Journal of Knowledge Management

Published online on

Abstract

Journal of Knowledge Management, Volume 21, Issue 1, Page 156-179, February 2017.
Purpose This paper aims to critique a facilitated knowledge management (KM) process that utilises filtered big data and, specifically, the process effectiveness in overcoming barriers to small and medium-sized enterprises’ (SMEs’) use of big data, the processes enablement of SME engagement with and use of big data and the process effect on SME competitiveness within an agri-food sector. Design/methodology/approach From 300 participant firms, SME owner-managers representing seven longitudinal case studies were contacted by the facilitator at least once-monthly over six months. Findings Results indicate that explicit and tacit knowledge can be enhanced when SMEs have access to a facilitated programme that analyses, packages and explains big data consumer analytics captured by a large pillar firm in a food network.
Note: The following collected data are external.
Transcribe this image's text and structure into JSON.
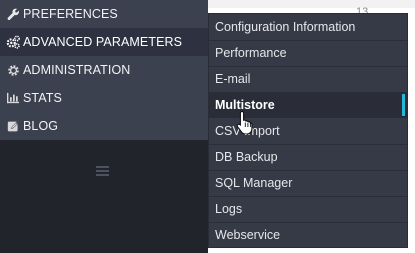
{
  "sidebar": {
    "items": [
      {
        "label": "PREFERENCES",
        "icon": "wrench-icon"
      },
      {
        "label": "ADVANCED PARAMETERS",
        "icon": "gears-icon"
      },
      {
        "label": "ADMINISTRATION",
        "icon": "gear-icon"
      },
      {
        "label": "STATS",
        "icon": "bar-chart-icon"
      },
      {
        "label": "BLOG",
        "icon": "edit-icon"
      }
    ],
    "collapse_icon": "hamburger-icon"
  },
  "submenu": {
    "items": [
      {
        "label": "Configuration Information"
      },
      {
        "label": "Performance"
      },
      {
        "label": "E-mail"
      },
      {
        "label": "Multistore",
        "active": true
      },
      {
        "label": "CSV Import"
      },
      {
        "label": "DB Backup"
      },
      {
        "label": "SQL Manager"
      },
      {
        "label": "Logs"
      },
      {
        "label": "Webservice"
      }
    ]
  },
  "background": {
    "fragment": "13"
  },
  "colors": {
    "accent": "#25b9d7",
    "sidebar": "#3c4150",
    "submenu": "#363a46"
  },
  "cursor": {
    "icon": "hand-pointer-icon"
  }
}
Additionally, big data and knowledge are mutually exclusive unless effective KM processes are implemented. Several barriers to knowledge acquisition and application stem from SME resource limitations, strategic orientation and asymmetrical power relationships within a network. Research limitations/implications By using Dunnhumby data, this study captured the impact of only one form of big data, consumer analytics. However, this is a significant data set for SME agri-food businesses. Additionally, although the SMEs were based in only one UK region, Northern Ireland, there is wide scope for future research across multiple UK regions with the same Dunnhumby data set. Originality/value The study demonstrates the potential relevance of big data to SMEs’ activities and developments, explicitly identifying that realising this potential requires the data to be filtered and presented as market-relevant information that engages SMEs, recognises relationship dynamics and supports learning through feedback and two-way dialogue. This is the first study that empirically analyses filtered big data and SME competitiveness. The examination of relationship dynamics also overcomes existing literature limitations where SMEs’ constraints are seen as the prime factor restricting knowledge transfer.